As it neared lunch Sri Lanka were 98 for 2. Steve and I really want 3. This looked unlikely. Stokes, who had been roughing up the batsmen to no real affect, came in from the Fort end for the last over before lunch. There was a moment of hope when Marias’s finger went up for a caught behind. This was turned down on appeal. The very next ball Stokes fired it in again and Root took a sharp catch at first slip. De Silva was out. We had our third. Stokes: what a legend!
Matthews and Mendis gutsed it out after lunch for a 50 partnership. When Mendis became Leach’s second wicket Chandimal was soon his third. Leach ended the day with 21 overs, one maiden, 60-3, which isn’t bad.
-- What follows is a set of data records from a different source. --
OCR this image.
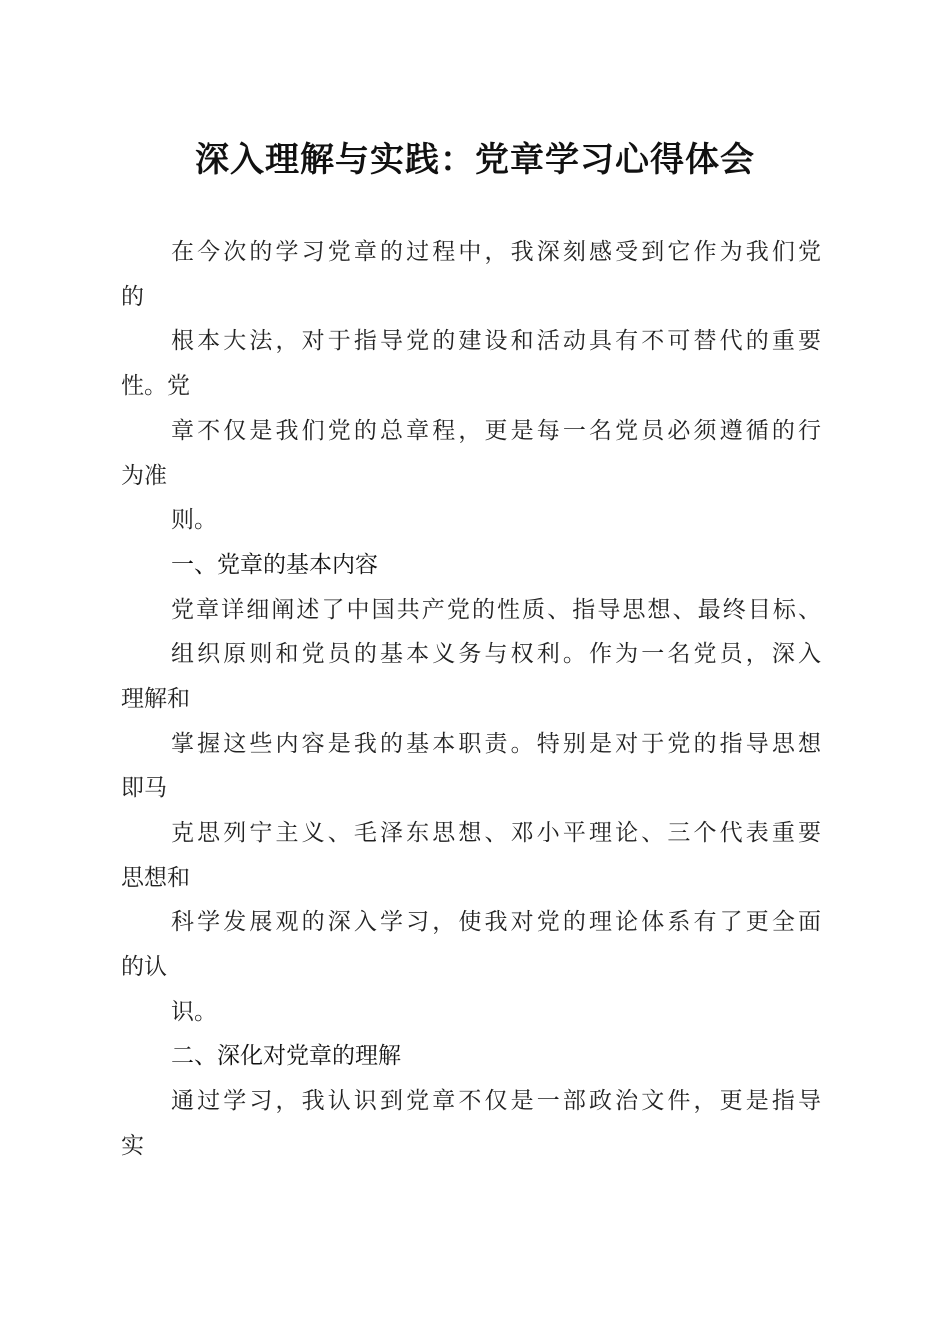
深入理解与实践：党章学习心得体会
在今次的学习党章的过程中，我深刻感受到它作为我们党
的
根本大法，对于指导党的建设和活动具有不可替代的重要
性。党
章不仅是我们党的总章程，更是每一名党员必须遵循的行
为准
则。
一、党章的基本内容
党章详细阐述了中国共产党的性质、指导思想、最终目标、
组织原则和党员的基本义务与权利。作为一名党员，深入
理解和
掌握这些内容是我的基本职责。特别是对于党的指导思想
即马
克思列宁主义、毛泽东思想、邓小平理论、三个代表重要
思想和
科学发展观的深入学习，使我对党的理论体系有了更全面
的认
识。
二、深化对党章的理解
通过学习，我认识到党章不仅是一部政治文件，更是指导
实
After tea, Kath and Ali came to swap pints with Steve and me so we were a little Somerset foursome. Dickwella was out for 16 and the last crucial partnership was broken. It was only a matter of time. Ali nurses a secret passion for Matthews – she obviously likes them big and hunky – so she was sorry when he was out soon after getting to 50.
Once Matthews had gone the job was more or less done. Victory was in the air. The massed ranks of England supporters swayed and sang on the grass. No point in trying to use our seats now. Billy played his trumpet and the Barmy Army went through their repertoire. When Herath in his last act in a Test match was run out by Stokes, England had won by a massive 211 runs, our first win at Galle. The England crowd on the bank to a man and woman raised their arms and bellowed a mighty ‘Yeah!’ We hugged and kissed and shook hands. What a game!
Foakes was without question man of the match – Bairstow eat your heart out. Ali failed at 3 but took 8 wickets. Leach proved how economically he can hold up one end and take wickets. Jennings showed he can bat in the sub-continent: can he do it elsewhere? Burns looked tidy. This is a good team. Roll on Kandy.